Shane Tusup

Katinka Hosszu, Sarah Sjostrom break records; Missy Franklin, Ryan Lochte make finals at World Championships

Leave a comment

Katinka Hosszu could only cover her mouth after swimming the fastest 200m individual medley of all time. Her husband and coach was a little more excited.

Shane Tusup was unmistakable in the stands, for his “Iron Lady” black T-shirt, turned-to-the-side red hat and left bicep tattoo.

And for his celebration, raising his arms, pulling off and shaking that cap, screaming, pointing index fingers, screaming again and beating his chest after the Hungarian Hosszu broke a world record by .03 in repeating as World champion, proving again that she’s the world’s best all-around swimmer.

“She’s been training for eight, 10 hours a day minimum,” Tusup said, according to The Associated Press. “She pretty much eats, sleeps and swims. She runs her swimming as a business. To see the hard work and everything finally pay off in one race at one time is just unbelievable for me.”

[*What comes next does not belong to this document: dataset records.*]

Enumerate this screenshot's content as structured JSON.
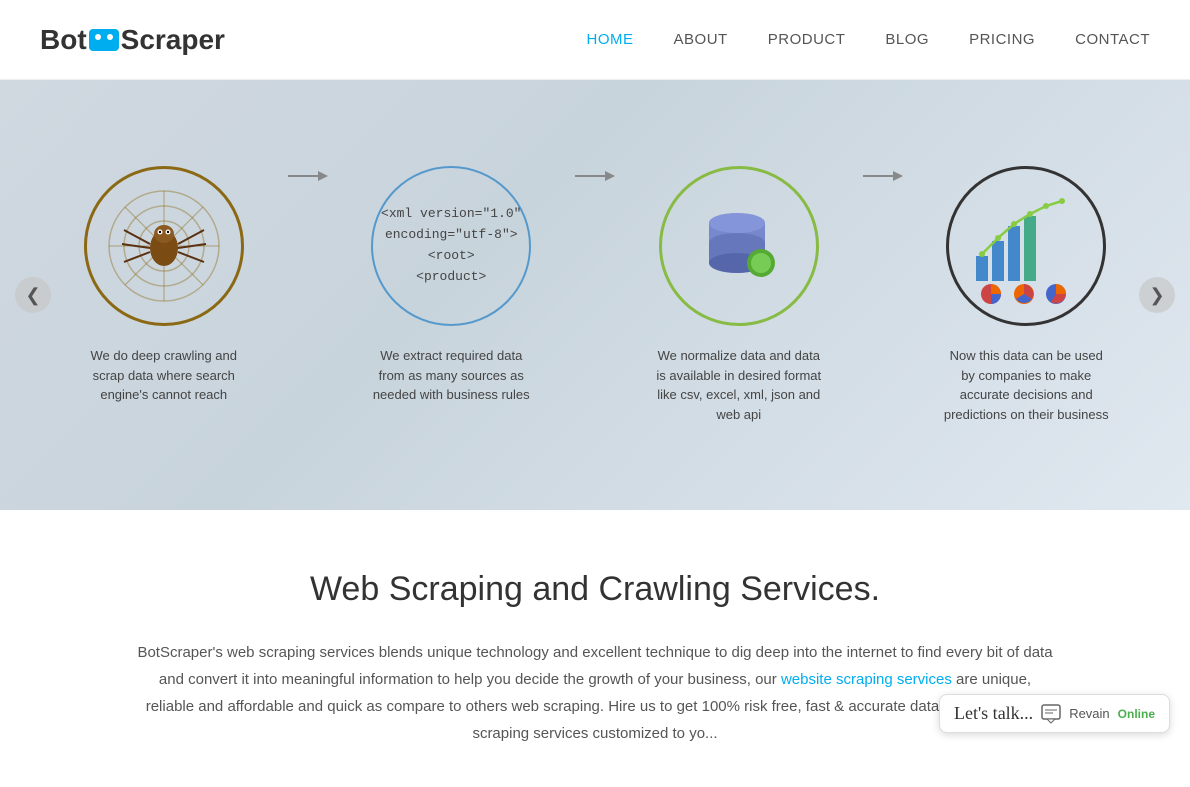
{
  "header": {
    "logo_text_bot": "Bot",
    "logo_text_scraper": "Scraper",
    "nav": [
      {
        "label": "HOME",
        "active": true,
        "id": "home"
      },
      {
        "label": "ABOUT",
        "active": false,
        "id": "about"
      },
      {
        "label": "PRODUCT",
        "active": false,
        "id": "product"
      },
      {
        "label": "BLOG",
        "active": false,
        "id": "blog"
      },
      {
        "label": "PRICING",
        "active": false,
        "id": "pricing"
      },
      {
        "label": "CONTACT",
        "active": false,
        "id": "contact"
      }
    ]
  },
  "hero": {
    "left_arrow": "❮",
    "right_arrow": "❯",
    "steps": [
      {
        "id": "spider",
        "desc": "We do deep crawling and scrap data where search engine's cannot reach"
      },
      {
        "id": "xml",
        "xml_line1": "<xml version=\"1.0\"",
        "xml_line2": "encoding=\"utf-8\">",
        "xml_line3": "<root>",
        "xml_line4": "<product>",
        "desc": "We extract required data from as many sources as needed with business rules"
      },
      {
        "id": "database",
        "desc": "We normalize data and data is available in desired format like csv, excel, xml, json and web api"
      },
      {
        "id": "chart",
        "desc": "Now this data can be used by companies to make accurate decisions and predictions on their business"
      }
    ]
  },
  "content": {
    "title": "Web Scraping and Crawling Services.",
    "desc_part1": "BotScraper's web scraping services blends unique technology and excellent technique to dig deep into the internet to find every bit of data and convert it into meaningful information to help you decide the growth of your business, our",
    "link_text": "website scraping services",
    "desc_part2": "are unique, reliable and affordable and quick as compare to others web scraping. Hire us to get 100% risk free, fast & accurate data extraction, web scraping services customized to yo..."
  },
  "chat_widget": {
    "lets_talk": "Let's talk...",
    "brand": "Revain",
    "status": "Online"
  }
}
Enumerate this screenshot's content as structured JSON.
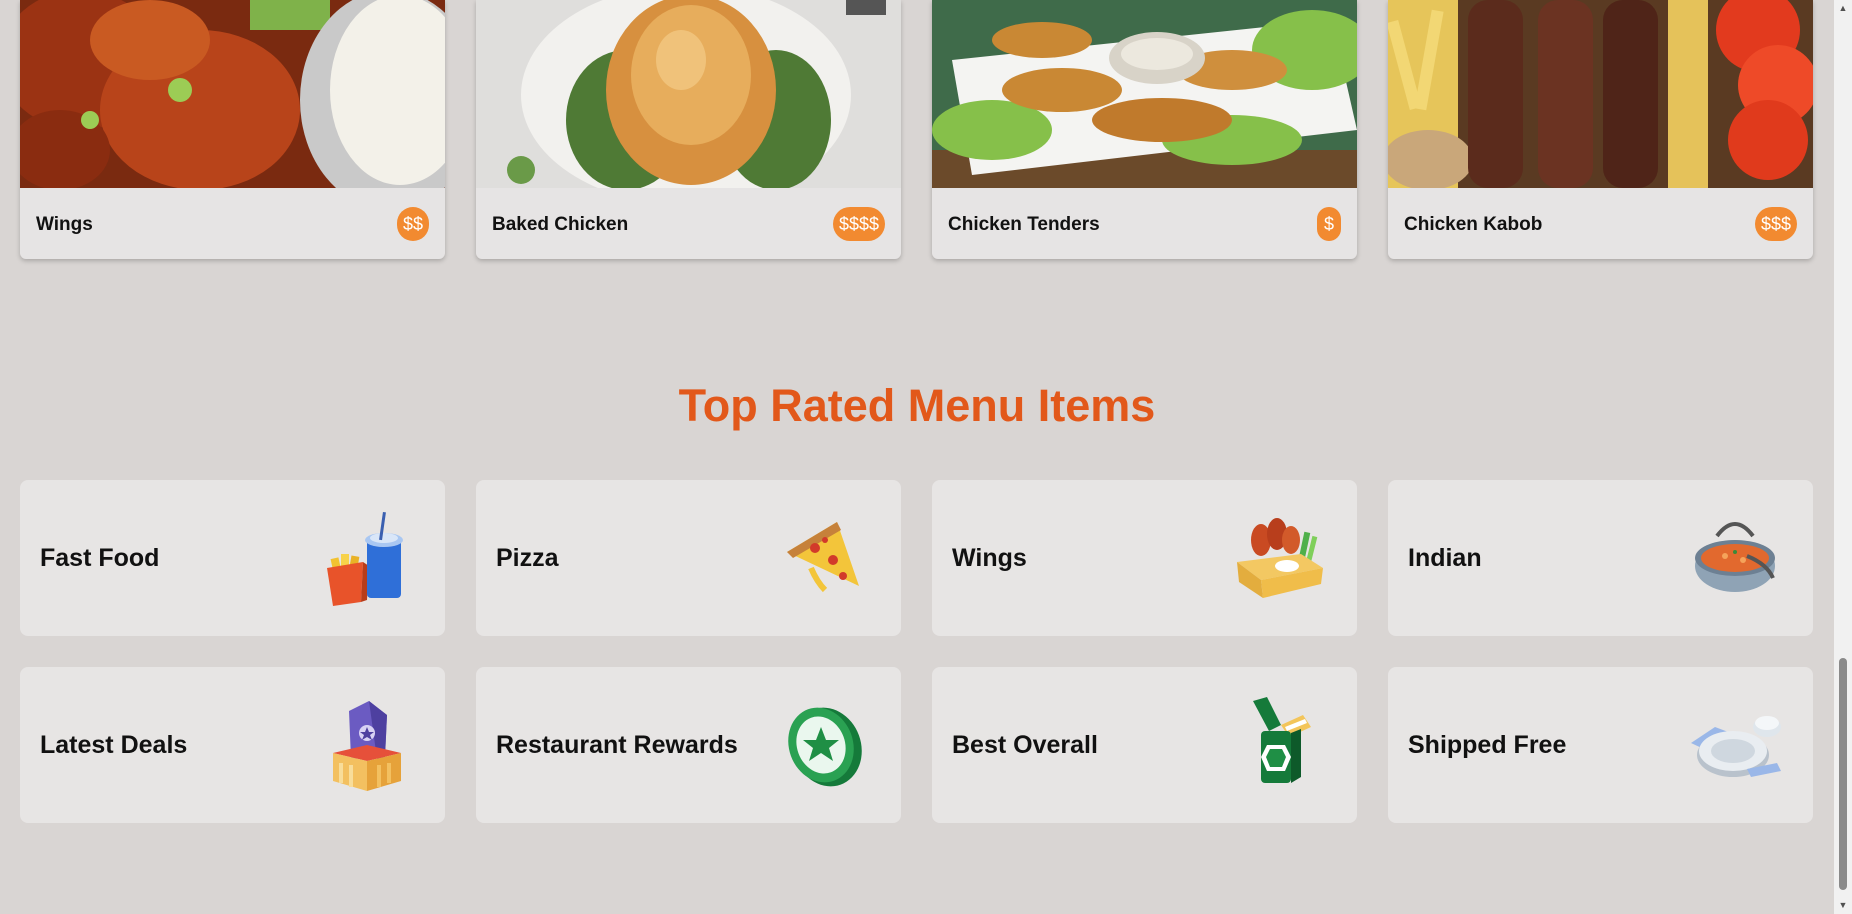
{
  "food_cards": [
    {
      "name": "Wings",
      "price": "$$"
    },
    {
      "name": "Baked Chicken",
      "price": "$$$$"
    },
    {
      "name": "Chicken Tenders",
      "price": "$"
    },
    {
      "name": "Chicken Kabob",
      "price": "$$$"
    }
  ],
  "top_rated": {
    "title": "Top Rated Menu Items",
    "categories": [
      {
        "label": "Fast Food",
        "icon": "fast-food-icon"
      },
      {
        "label": "Pizza",
        "icon": "pizza-icon"
      },
      {
        "label": "Wings",
        "icon": "wings-icon"
      },
      {
        "label": "Indian",
        "icon": "indian-icon"
      },
      {
        "label": "Latest Deals",
        "icon": "deals-icon"
      },
      {
        "label": "Restaurant Rewards",
        "icon": "rewards-icon"
      },
      {
        "label": "Best Overall",
        "icon": "best-overall-icon"
      },
      {
        "label": "Shipped Free",
        "icon": "shipped-free-icon"
      }
    ]
  },
  "colors": {
    "page_background": "#d9d5d3",
    "accent_title": "#e2581a",
    "price_badge": "#f28a30",
    "card_background": "#e7e5e4"
  }
}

Hosszu, nicknamed the Iron Lady of swimming who felt depressed after failing to earn any medal at London 2012, clocked 2:06.12 on Monday to win gold by 2.33 seconds over Japan’s Kanako Watanabe. Great Britain’s Siobhan O’Connor earned bronze.

Hosszu, a three-time Olympian with zero Olympic medals, took down American Ariana Kukors‘ 2:06.15 world record from the fast suit era in 2009. Hosszu entered seven events at Worlds, though she dropped out of the 100m backstroke already.

“This was my biggest goal,” Hosszu said in this FINA interview of her first Olympic event world record. “Being the fastest ever, it’s crazy to even say it. … I say a dream come true, but I feel like I was too worried to dream it last night. I was even just saying, even if I just get a gold, it would be already amazing. Getting the gold and the record was worth it.”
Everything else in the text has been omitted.